The objective of this study is to develop a Probability of Default (PD) model for retail loan applicants based on historical credit data. The model aims to estimate the likelihood that a borrower will default on a loan, thereby supporting credit risk assessment and decision-making processes.
The analysis is based on a dataset provided by Lending Club, which contains detailed information on consumer loans issued between 2007 and 2015. The dataset comprises more than 460,000 loan observations and includes borrower characteristics, loan attributes, financial indicators, and loan performance outcomes.
The target variable is derived from the loan status information. A binary default indicator is constructed as follows:
-
Bad loans (default = 0):
- Loans with status Charged Off
- Loans with status Default
- Loans with payment delays of 31–120 days
-
Good loans (default = 1):
- All remaining loan statuses
This formulation transforms the problem into a binary classification task, where the goal is to predict the probability that a loan will belong to the default class.

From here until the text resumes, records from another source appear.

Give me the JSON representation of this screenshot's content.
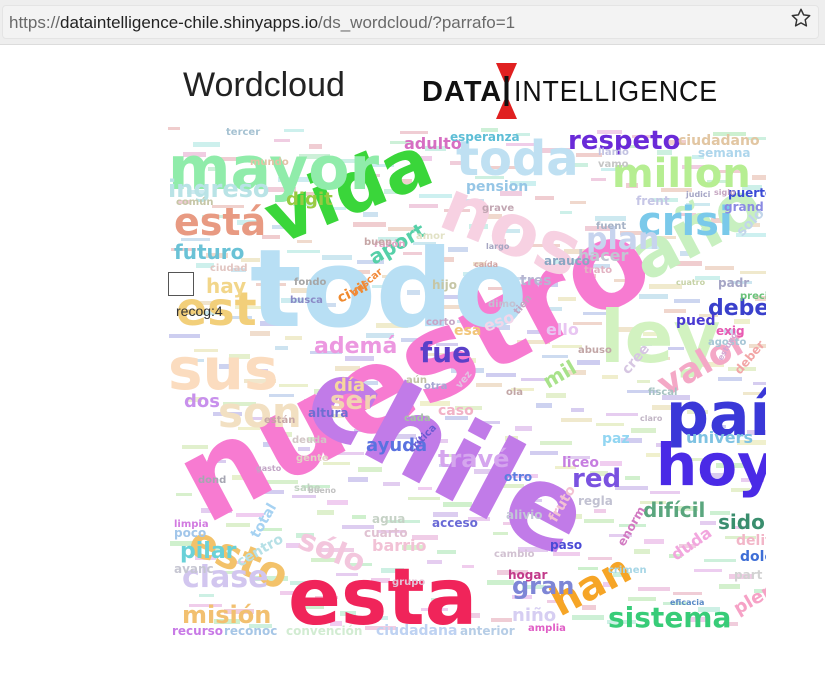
{
  "browser": {
    "url_prefix": "https://",
    "url_host": "dataintelligence-chile.shinyapps.io",
    "url_path": "/ds_wordcloud/?parrafo=1",
    "star_icon": "star-outline-icon"
  },
  "header": {
    "title": "Wordcloud",
    "logo_left": "DATA",
    "logo_right": "INTELLIGENCE",
    "logo_accent_color": "#e02020"
  },
  "tooltip": {
    "label": "recog:4"
  },
  "cloud": {
    "words": [
      {
        "text": "nuestro",
        "color": "#f77bd1"
      },
      {
        "text": "chile",
        "color": "#c17be8"
      },
      {
        "text": "todo",
        "color": "#b8dff4"
      },
      {
        "text": "esta",
        "color": "#f0245a"
      },
      {
        "text": "vida",
        "color": "#3ad63a"
      },
      {
        "text": "nos",
        "color": "#f7d1e2"
      },
      {
        "text": "ley",
        "color": "#d2f2c0"
      },
      {
        "text": "año",
        "color": "#c8f0c0"
      },
      {
        "text": "mayor",
        "color": "#90ecaa"
      },
      {
        "text": "sus",
        "color": "#fbdcbf"
      },
      {
        "text": "hoy",
        "color": "#4a2ae6"
      },
      {
        "text": "paí",
        "color": "#3a38d8"
      },
      {
        "text": "esto",
        "color": "#f3c26a"
      },
      {
        "text": "toda",
        "color": "#bfe0f2"
      },
      {
        "text": "millon",
        "color": "#b6ee92"
      },
      {
        "text": "crisi",
        "color": "#7ac9ea"
      },
      {
        "text": "está",
        "color": "#e89a82"
      },
      {
        "text": "ingreso",
        "color": "#b9e3e6"
      },
      {
        "text": "est",
        "color": "#f2cf7a"
      },
      {
        "text": "son",
        "color": "#f2e0c2"
      },
      {
        "text": "han",
        "color": "#f6a526"
      },
      {
        "text": "sistema",
        "color": "#38cc78"
      },
      {
        "text": "valor",
        "color": "#f4a8c6"
      },
      {
        "text": "clase",
        "color": "#d2c6ef"
      },
      {
        "text": "respeto",
        "color": "#6a2ad8"
      },
      {
        "text": "plan",
        "color": "#c7d4ee"
      },
      {
        "text": "fue",
        "color": "#5a40c8"
      },
      {
        "text": "sólo",
        "color": "#f3c6dd"
      },
      {
        "text": "misión",
        "color": "#f2c070"
      },
      {
        "text": "debe",
        "color": "#3a40cc"
      },
      {
        "text": "travé",
        "color": "#d5a6ee"
      },
      {
        "text": "red",
        "color": "#7a52e0"
      },
      {
        "text": "futuro",
        "color": "#6ac2d6"
      },
      {
        "text": "pilar",
        "color": "#6ad1d8"
      },
      {
        "text": "sido",
        "color": "#3a8e6e"
      },
      {
        "text": "difícil",
        "color": "#5aa67e"
      },
      {
        "text": "gran",
        "color": "#7e86d6"
      },
      {
        "text": "dos",
        "color": "#c890ec"
      },
      {
        "text": "ser",
        "color": "#f2d2b2"
      },
      {
        "text": "ayuda",
        "color": "#5a72e0"
      },
      {
        "text": "ademá",
        "color": "#ec98e0"
      },
      {
        "text": "aport",
        "color": "#56d0a8"
      },
      {
        "text": "digit",
        "color": "#98ca42"
      },
      {
        "text": "pension",
        "color": "#96c6e6"
      },
      {
        "text": "ciudadano",
        "color": "#e2c6a2"
      },
      {
        "text": "adulto",
        "color": "#d66ec2"
      },
      {
        "text": "esperanza",
        "color": "#5ebed6"
      },
      {
        "text": "semana",
        "color": "#aed6ec"
      },
      {
        "text": "hacer",
        "color": "#c2c6d2"
      },
      {
        "text": "tres",
        "color": "#b6b6d2"
      },
      {
        "text": "civil",
        "color": "#f08a2e"
      },
      {
        "text": "hay",
        "color": "#f2d68a"
      },
      {
        "text": "día",
        "color": "#f6d69e"
      },
      {
        "text": "mil",
        "color": "#a8e28a"
      },
      {
        "text": "univers",
        "color": "#7ec2e2"
      },
      {
        "text": "liceo",
        "color": "#c67ee0"
      },
      {
        "text": "delito",
        "color": "#f2b6c8"
      },
      {
        "text": "dolor",
        "color": "#3e6ed6"
      },
      {
        "text": "plena",
        "color": "#f6a2c6"
      },
      {
        "text": "niño",
        "color": "#d6cef2"
      },
      {
        "text": "recurso",
        "color": "#c87ae6"
      },
      {
        "text": "reconoc",
        "color": "#a6c6e6"
      },
      {
        "text": "convención",
        "color": "#d2ecd2"
      },
      {
        "text": "ciudadana",
        "color": "#bed2f2"
      },
      {
        "text": "anterior",
        "color": "#b6cde6"
      },
      {
        "text": "amplia",
        "color": "#e05ec6"
      },
      {
        "text": "puerto",
        "color": "#3a4ad6"
      },
      {
        "text": "grand",
        "color": "#8a8ae2"
      },
      {
        "text": "solo",
        "color": "#c2d6ea"
      },
      {
        "text": "precio",
        "color": "#6ac27a"
      },
      {
        "text": "exig",
        "color": "#e85ab2"
      },
      {
        "text": "duda",
        "color": "#f2a6de"
      },
      {
        "text": "paz",
        "color": "#92d6f2"
      },
      {
        "text": "ello",
        "color": "#e8c6f2"
      },
      {
        "text": "eso",
        "color": "#f2d6ea"
      },
      {
        "text": "esa",
        "color": "#f2c67a"
      },
      {
        "text": "caso",
        "color": "#f2b2c6"
      },
      {
        "text": "total",
        "color": "#a6d2f2"
      },
      {
        "text": "acceso",
        "color": "#6a6ad6"
      },
      {
        "text": "alivio",
        "color": "#c2c6d6"
      },
      {
        "text": "otro",
        "color": "#5a7ee0"
      },
      {
        "text": "barrio",
        "color": "#f2c2d6"
      },
      {
        "text": "cuarto",
        "color": "#e0c2d2"
      },
      {
        "text": "agua",
        "color": "#c6d2c6"
      },
      {
        "text": "paso",
        "color": "#4a4ad6"
      },
      {
        "text": "hogar",
        "color": "#c23a8a"
      },
      {
        "text": "regla",
        "color": "#c2c2d2"
      },
      {
        "text": "part",
        "color": "#d2d2d2"
      },
      {
        "text": "fruto",
        "color": "#f2c2d2"
      },
      {
        "text": "crimen",
        "color": "#a6d6e6"
      },
      {
        "text": "enorm",
        "color": "#d27ac2"
      },
      {
        "text": "cambio",
        "color": "#d2c2d2"
      },
      {
        "text": "centro",
        "color": "#b6e0e6"
      },
      {
        "text": "avanc",
        "color": "#c6c6d2"
      },
      {
        "text": "poco",
        "color": "#a2c6ea"
      },
      {
        "text": "limpia",
        "color": "#d27ae0"
      },
      {
        "text": "grupo",
        "color": "#e2c2d6"
      },
      {
        "text": "razón",
        "color": "#e2a6c6"
      },
      {
        "text": "deuda",
        "color": "#d2c6c6"
      },
      {
        "text": "sabe",
        "color": "#c2d2c2"
      },
      {
        "text": "altura",
        "color": "#6e6ed2"
      },
      {
        "text": "gente",
        "color": "#e2d2c6"
      },
      {
        "text": "pued",
        "color": "#4a3ad2"
      },
      {
        "text": "padr",
        "color": "#a6a6c6"
      },
      {
        "text": "agosto",
        "color": "#a6c6d6"
      },
      {
        "text": "cree",
        "color": "#d6c6e2"
      },
      {
        "text": "deber",
        "color": "#f2a6a6"
      },
      {
        "text": "trato",
        "color": "#e2b2c2"
      },
      {
        "text": "arauco",
        "color": "#8aa6c2"
      },
      {
        "text": "buen",
        "color": "#c6a6a6"
      },
      {
        "text": "amor",
        "color": "#e2e2c6"
      },
      {
        "text": "fuent",
        "color": "#a6b2c6"
      },
      {
        "text": "frent",
        "color": "#c6c6e6"
      },
      {
        "text": "buscar",
        "color": "#f28a3a"
      },
      {
        "text": "hijo",
        "color": "#c6c6a6"
      },
      {
        "text": "corto",
        "color": "#c6a6c6"
      },
      {
        "text": "ciudad",
        "color": "#e2c6c2"
      },
      {
        "text": "fondo",
        "color": "#a6a6a6"
      },
      {
        "text": "busca",
        "color": "#8a8ac6"
      },
      {
        "text": "grave",
        "color": "#c2a6b2"
      },
      {
        "text": "vamo",
        "color": "#c6c6c6"
      },
      {
        "text": "llamo",
        "color": "#c2c2e2"
      },
      {
        "text": "tercer",
        "color": "#a6c2d2"
      },
      {
        "text": "común",
        "color": "#c6c6a6"
      },
      {
        "text": "mundo",
        "color": "#e2c2a6"
      },
      {
        "text": "están",
        "color": "#c6a6a6"
      },
      {
        "text": "cada",
        "color": "#a6c2a6"
      },
      {
        "text": "otra",
        "color": "#a6a6d2"
      },
      {
        "text": "tien",
        "color": "#c2a6c2"
      },
      {
        "text": "aún",
        "color": "#c2c2a6"
      },
      {
        "text": "vez",
        "color": "#e2c2e2"
      },
      {
        "text": "ola",
        "color": "#c2a6a6"
      },
      {
        "text": "dond",
        "color": "#a6a6b2"
      },
      {
        "text": "eficacia",
        "color": "#5a8ac6"
      },
      {
        "text": "gasto",
        "color": "#c2a6c6"
      },
      {
        "text": "largo",
        "color": "#a6a6c2"
      },
      {
        "text": "cuatro",
        "color": "#c6d2a6"
      },
      {
        "text": "claro",
        "color": "#c2b6c6"
      },
      {
        "text": "fiscal",
        "color": "#a6c2c2"
      },
      {
        "text": "estuvo",
        "color": "#d2a6d2"
      },
      {
        "text": "dimo",
        "color": "#c2c2d2"
      },
      {
        "text": "crítica",
        "color": "#6a5ad2"
      },
      {
        "text": "abuso",
        "color": "#c2a6a6"
      },
      {
        "text": "bueno",
        "color": "#c2c2c2"
      },
      {
        "text": "siglo",
        "color": "#c6a6c2"
      },
      {
        "text": "judici",
        "color": "#a6a6c6"
      },
      {
        "text": "caída",
        "color": "#d2a6a6"
      }
    ]
  }
}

The PD model is developed using a traditional credit risk modeling framework that emphasizes interpretability and regulatory compliance. The approach includes:
- Variable binning to capture non-linear relationships and reduce noise,
- Transformation of predictors using Weight of Evidence (WoE),
- Feature selection based on Information Value (IV) to identify variables with strong discriminatory power.
This methodology is widely used in credit scoring applications and enables transparent interpretation of model outputs.
To reflect real-world credit risk modeling conditions, the dataset is divided into two time-based samples:
- a development sample, consisting of loan applications available at the time of model construction;
- a validation sample, containing applications observed after the model was developed.
This temporal split allows for the assessment of model stability over time and the evaluation of potential shifts in borrower characteristics.
The resulting PD model can be applied to:
- assess the creditworthiness of new loan applicants;
- support loan approval and pricing decisions;
- serve as an input to expected loss and broader credit risk management frameworks.